While it seemed like Jose was a bust both as a tropical storm and as a standard nor’easter, after four straight days of the gale, an all-star cast of seabird aficionados headed out to the Old Faithful of sea birding sites, Race Point in Provincetown. And after a 9 hour vigil at the Race on Saturday, they returned with a list of seabirds that was nothing short of epic. Among these birders was world seabird identification expert and field guide author Steve Howell, so I am fairly confident the birds were well identified.

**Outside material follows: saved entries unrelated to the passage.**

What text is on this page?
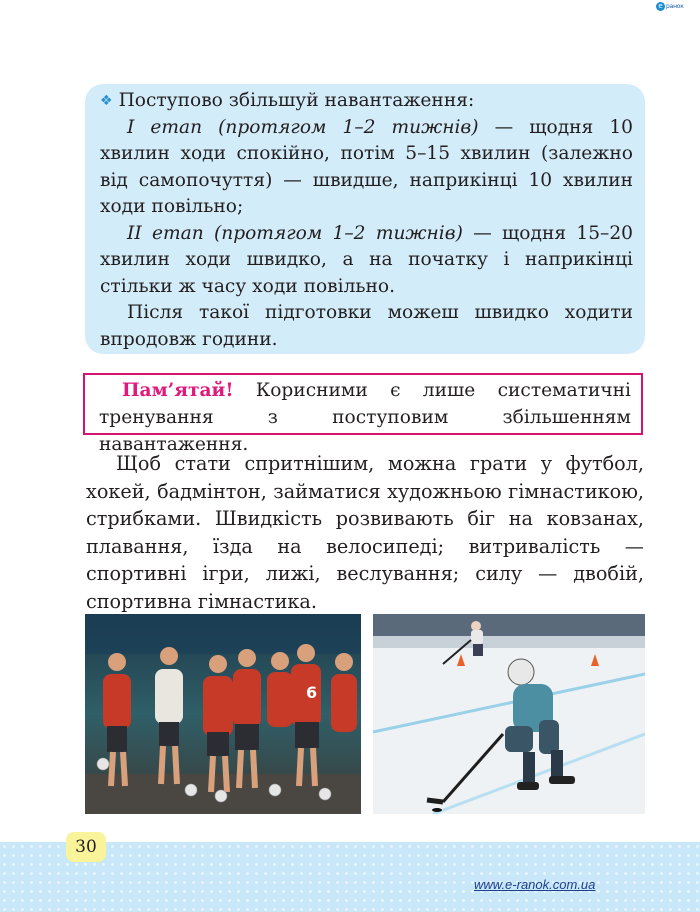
e ранок

❖ Поступово збільшуй навантаження:

I етап (протягом 1–2 тижнів) — щодня 10 хвилин ходи спокійно, потім 5–15 хвилин (залежно від самопочуття) — швидше, наприкінці 10 хвилин ходи повільно;

II етап (протягом 1–2 тижнів) — щодня 15–20 хвилин ходи швидко, а на початку і наприкінці стільки ж часу ходи повільно.

Після такої підготовки можеш швидко ходити впродовж години.

Пам’ятай! Корисними є лише систематичні тренування з поступовим збільшенням навантаження.

Щоб стати спритнішим, можна грати у футбол, хокей, бадмінтон, займатися художньою гімнастикою, стрибками. Швидкість розвивають біг на ковзанах, плавання, їзда на велосипеді; витривалість — спортивні ігри, лижі, веслування; силу — двобій, спортивна гімнастика.

6
30
www.e-ranok.com.ua
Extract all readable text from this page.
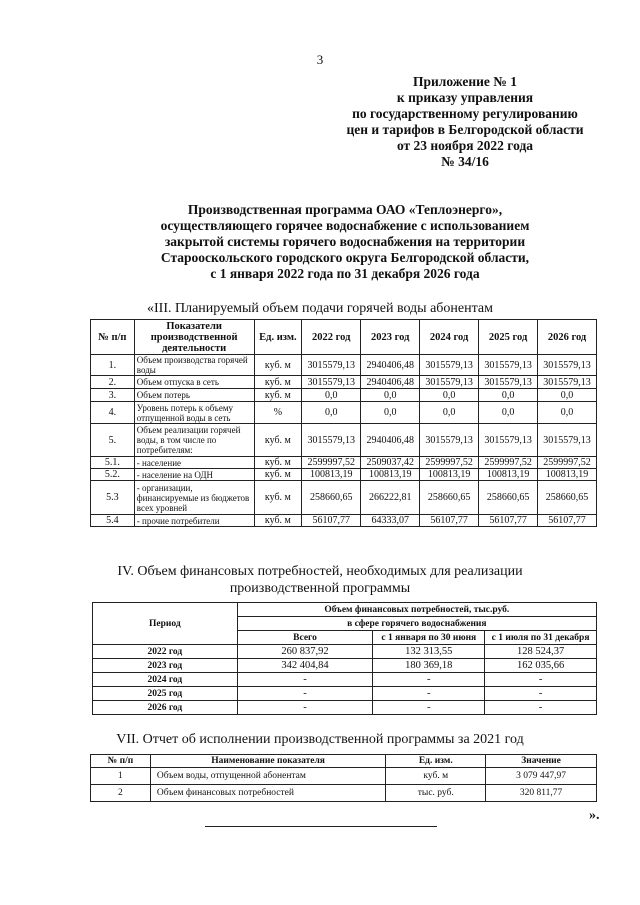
3
Приложение № 1
к приказу управления
по государственному регулированию
цен и тарифов в Белгородской области
от 23 ноября 2022 года
№ 34/16
Производственная программа ОАО «Теплоэнерго»,
осуществляющего горячее водоснабжение с использованием
закрытой системы горячего водоснабжения на территории
Старооскольского городского округа Белгородской области,
с 1 января 2022 года по 31 декабря 2026 года
«III. Планируемый объем подачи горячей воды абонентам
№ п/п	Показатели производственной деятельности	Ед. изм.	2022 год	2023 год	2024 год	2025 год	2026 год
1.	Объем производства горячей воды	куб. м	3015579,13	2940406,48	3015579,13	3015579,13	3015579,13
2.	Объем отпуска в сеть	куб. м	3015579,13	2940406,48	3015579,13	3015579,13	3015579,13
3.	Объем потерь	куб. м	0,0	0,0	0,0	0,0	0,0
4.	Уровень потерь к объему отпущенной воды в сеть	%	0,0	0,0	0,0	0,0	0,0
5.	Объем реализации горячей воды, в том числе по потребителям:	куб. м	3015579,13	2940406,48	3015579,13	3015579,13	3015579,13
5.1.	- население	куб. м	2599997,52	2509037,42	2599997,52	2599997,52	2599997,52
5.2.	- население на ОДН	куб. м	100813,19	100813,19	100813,19	100813,19	100813,19
5.3	- организации, финансируемые из бюджетов всех уровней	куб. м	258660,65	266222,81	258660,65	258660,65	258660,65
5.4	- прочие потребители	куб. м	56107,77	64333,07	56107,77	56107,77	56107,77
IV. Объем финансовых потребностей, необходимых для реализации
производственной программы
Период	Объем финансовых потребностей, тыс.руб.		
	в сфере горячего водоснабжения		
	Всего	с 1 января по 30 июня	с 1 июля по 31 декабря
2022 год	260 837,92	132 313,55	128 524,37
2023 год	342 404,84	180 369,18	162 035,66
2024 год	-	-	-
2025 год	-	-	-
2026 год	-	-	-
VII. Отчет об исполнении производственной программы за 2021 год
№ п/п	Наименование показателя	Ед. изм.	Значение
1	Объем воды, отпущенной абонентам	куб. м	3 079 447,97
2	Объем финансовых потребностей	тыс. руб.	320 811,77
».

In addition to the continuing huge flocks of Great Shearwaters and other shearwater species, their list included hundreds of Northern Fulmars, a species almost never seen from land in this part of the world, except during storms. Fulmars are one of the “tubenoses”, closely related to shearwaters, and typically stay well offshore, where they use those special noses to find productive patches of ocean rich with baitfish and squid. They also tallied more than 50 Pomarine Jaegers and over 80 Parasitic Jaegers, which would be enough to cause extreme jealousy among fellow birders. Oh, but they didn’t stop there, having photographed an incredible three different South Polar Skuas, just one of which would have made their day. As they say in the infomercials, “but wait, there’s more!” Early in their sea watching, an uber rare Franklin’s Gull casually flew by, followed two hours later by an equally unexpected Sandwich Tern, a southern species that was perhaps blown north by the storm. Two different Sabine’s Gulls, a rare and exceptionally beautiful small gull of the Arctic, rounded out the rarities for these lucky and hard-working birders.

So what did we learn from Jose? For one thing, we learned to not always trust the bird guy on the radio, or conventional wisdom, for telling you the best places to be for storm birding. It turned out that the best strategy was to wait four days then head to Race Point when the storm had finally started to pass.  We also learned that if Jose shows up to party at your house, you may want to put away the snacks and turn off the lights a little early, otherwise he may still be there four days later.